The labor of the righteous leads to life. The increase of the wicked leads to sin.
17 Wie de tucht in ere houdt, betreedt de weg ten leven; Wie vermaningen in de wind slaat, verdwaalt.
He is in the way of life who heeds correction, but he who forsakes reproof leads others astray.
18 Eerlijke lippen houden hatelijkheden binnen; Wie lasterpraatjes verspreidt, is een dwaas.
He who hides hatred has lying lips. He who utters a slander is a fool.
19 In een vloed van woorden wordt licht een fout begaan; Wijs dus hij, die zijn lippen opeenknijpt!
In the multitude of words there is no lack of disobedience, but he who restrains his lips does wisely.
20 Het fijnste zilver is de tong van een rechtvaardige, Het hart der bozen is weinig waard.
The tongue of the righteous is like choice silver. The heart of the wicked is of little worth.
21 De lippen van een rechtvaardige kunnen velen leiden, Maar de bozen gaan aan hun onverstand dood.
The lips of the righteous feed many, but the foolish die for lack of understanding.
22 Het is de zegen van Jahweh, die rijk maakt; Eigen beslommering voegt er niets aan toe.
The LORD’s blessing brings wealth, and he adds no trouble to it.
23 Voor den dwaze is kwaaddoen een genot, Voor een man van inzicht het betrachten van wijsheid.
It is a fool’s pleasure to do wickedness, but wisdom is a man of understanding’s pleasure.
24 Wat de boze ducht, dat overkomt hem; Wat een rechtvaardige verlangt, wordt hem geschonken.
What the wicked fear will overtake them, but the desire of the righteous will be granted.
25 Steekt er een storm op, dan is de boze verdwenen; Maar de rechtvaardige staat blijvend vast.
When the whirlwind passes, the wicked is no more; but the righteous stand firm forever.
26 Azijn voor de tanden en rook voor de ogen, Dàt is de luiaard voor wie hem een boodschap laat doen.
As vinegar to the teeth, and as smoke to the eyes, so is the sluggard to those who send him.
27 Het ontzag voor Jahweh verlengt het leven, Maar de jaren der bozen zijn kort.
The fear of the LORD prolongs days, but the years of the wicked shall be shortened.
28 De hoop der rechtvaardigen eindigt in vreugde, De verwachting der bozen loopt uit op niets.
The prospect of the righteous is joy, but the hope of the wicked will perish.
29 Jahweh is een steun voor wie onberispelijk wandelen, Maar een verschrikking voor allen, die kwaad doen.
The way of the LORD is a stronghold to the upright, but it is a destruction to the workers of iniquity.

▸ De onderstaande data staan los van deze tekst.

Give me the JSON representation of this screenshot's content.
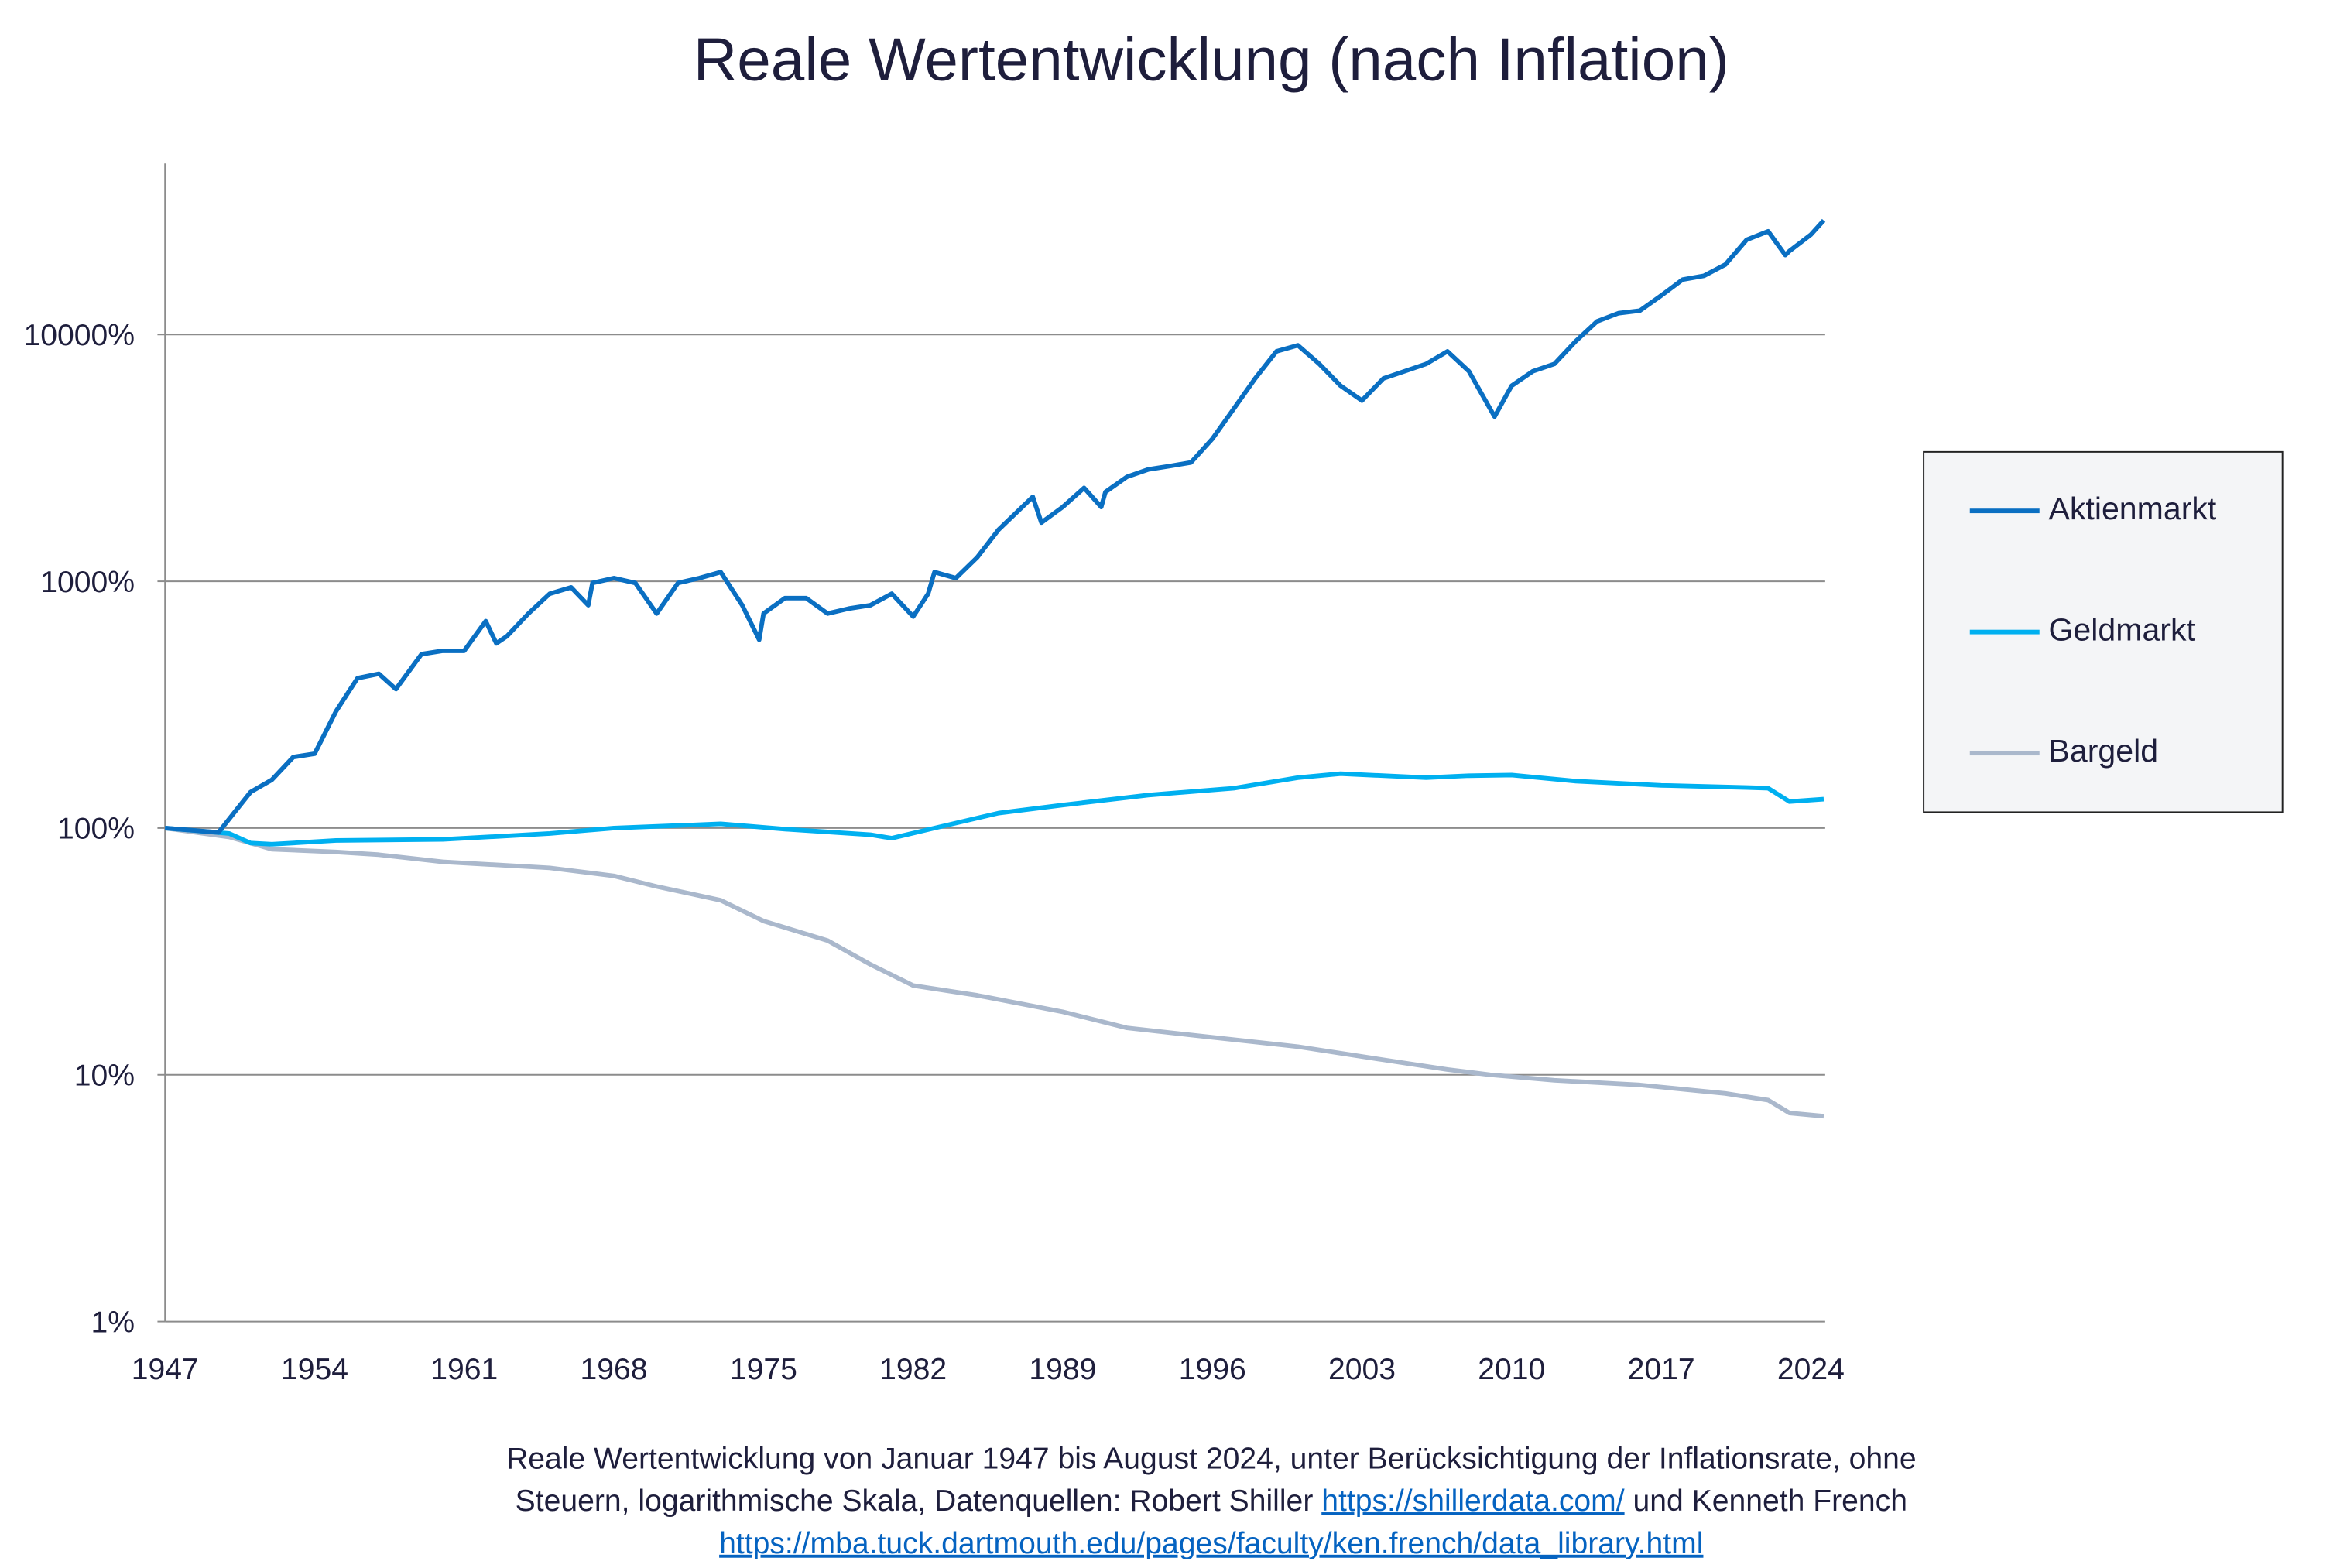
{
  "chart_data": {
    "type": "line",
    "title": "Reale Wertentwicklung (nach Inflation)",
    "yscale": "log",
    "ylim": [
      1,
      30000
    ],
    "xlim": [
      1947,
      2024.67
    ],
    "y_ticks": [
      1,
      10,
      100,
      1000,
      10000
    ],
    "y_tick_labels": [
      "1%",
      "10%",
      "100%",
      "1000%",
      "10000%"
    ],
    "x_ticks": [
      1947,
      1954,
      1961,
      1968,
      1975,
      1982,
      1989,
      1996,
      2003,
      2010,
      2017,
      2024
    ],
    "x_tick_labels": [
      "1947",
      "1954",
      "1961",
      "1968",
      "1975",
      "1982",
      "1989",
      "1996",
      "2003",
      "2010",
      "2017",
      "2024"
    ],
    "grid": "horizontal",
    "legend_position": "right",
    "series": [
      {
        "name": "Aktienmarkt",
        "color": "#0a6fc2",
        "x": [
          1947,
          1949.5,
          1951,
          1952,
          1953,
          1954,
          1955,
          1956,
          1957,
          1957.8,
          1959,
          1960,
          1961,
          1962,
          1962.5,
          1963,
          1964,
          1965,
          1966,
          1966.8,
          1967,
          1968,
          1969,
          1970,
          1971,
          1972,
          1973,
          1974,
          1974.8,
          1975,
          1976,
          1977,
          1978,
          1979,
          1980,
          1981,
          1982,
          1982.7,
          1983,
          1984,
          1985,
          1986,
          1987.6,
          1988,
          1989,
          1990,
          1990.8,
          1991,
          1992,
          1993,
          1994,
          1995,
          1996,
          1997,
          1998,
          1999,
          2000,
          2001,
          2002,
          2003,
          2004,
          2005,
          2006,
          2007,
          2008,
          2009.2,
          2010,
          2011,
          2012,
          2013,
          2014,
          2015,
          2016,
          2017,
          2018,
          2019,
          2020,
          2021,
          2022,
          2022.8,
          2023,
          2024,
          2024.6
        ],
        "y": [
          100,
          96,
          140,
          157,
          194,
          200,
          297,
          405,
          422,
          366,
          507,
          523,
          523,
          690,
          560,
          600,
          740,
          890,
          945,
          800,
          985,
          1030,
          985,
          740,
          985,
          1030,
          1090,
          800,
          580,
          740,
          855,
          855,
          740,
          775,
          800,
          890,
          720,
          890,
          1090,
          1030,
          1250,
          1620,
          2200,
          1730,
          2000,
          2390,
          2000,
          2300,
          2650,
          2840,
          2930,
          3030,
          3780,
          5000,
          6640,
          8550,
          9050,
          7600,
          6200,
          5400,
          6640,
          7100,
          7600,
          8550,
          7100,
          4650,
          6200,
          7100,
          7600,
          9400,
          11300,
          12200,
          12500,
          14400,
          16700,
          17300,
          19200,
          24200,
          26200,
          21000,
          21800,
          25400,
          29000
        ]
      },
      {
        "name": "Geldmarkt",
        "color": "#00b0f0",
        "x": [
          1947,
          1950,
          1951,
          1952,
          1955,
          1960,
          1965,
          1968,
          1973,
          1976,
          1980,
          1981,
          1983,
          1986,
          1989,
          1993,
          1997,
          2000,
          2002,
          2006,
          2008,
          2010,
          2013,
          2017,
          2021,
          2022,
          2023,
          2024.6
        ],
        "y": [
          100,
          95,
          87,
          86,
          89,
          90,
          95,
          100,
          104,
          99,
          94,
          91,
          100,
          115,
          124,
          136,
          145,
          160,
          166,
          160,
          163,
          164,
          155,
          149,
          146,
          145,
          128,
          131
        ]
      },
      {
        "name": "Bargeld",
        "color": "#aab8cc",
        "x": [
          1947,
          1950,
          1952,
          1955,
          1957,
          1960,
          1965,
          1968,
          1970,
          1973,
          1975,
          1978,
          1980,
          1982,
          1985,
          1989,
          1992,
          1995,
          2000,
          2004,
          2007,
          2009,
          2012,
          2016,
          2020,
          2022,
          2023,
          2024.6
        ],
        "y": [
          100,
          92,
          82,
          80,
          78,
          73,
          69,
          64,
          58,
          51,
          42,
          35,
          28,
          23,
          21,
          18,
          15.5,
          14.5,
          13,
          11.5,
          10.5,
          10,
          9.5,
          9.1,
          8.4,
          7.9,
          7.0,
          6.8
        ]
      }
    ]
  },
  "caption": {
    "line1": "Reale Wertentwicklung von Januar 1947 bis August 2024, unter Berücksichtigung der Inflationsrate, ohne",
    "line2_pre": "Steuern, logarithmische Skala, Datenquellen: Robert Shiller ",
    "link1": "https://shillerdata.com/",
    "line2_post": " und Kenneth French",
    "link2": "https://mba.tuck.dartmouth.edu/pages/faculty/ken.french/data_library.html"
  }
}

30 De rechtvaardige zal in der eeuwigheid niet wankelen, De bozen zullen de aarde niet blijven bewonen.
The righteous will never be removed, but the wicked will not dwell in the land.
31 De mond van een rechtvaardige brengt wijsheid voort, Maar een sluwe tong wordt uitgerukt.
The mouth of the righteous produces wisdom, but the perverse tongue will be cut off.
32 De lippen van een rechtvaardige weten wat welgevallig is, Maar de mond der bozen heeft slinkse streken.
The lips of the righteous know what is acceptable, but the mouth of the wicked is perverse.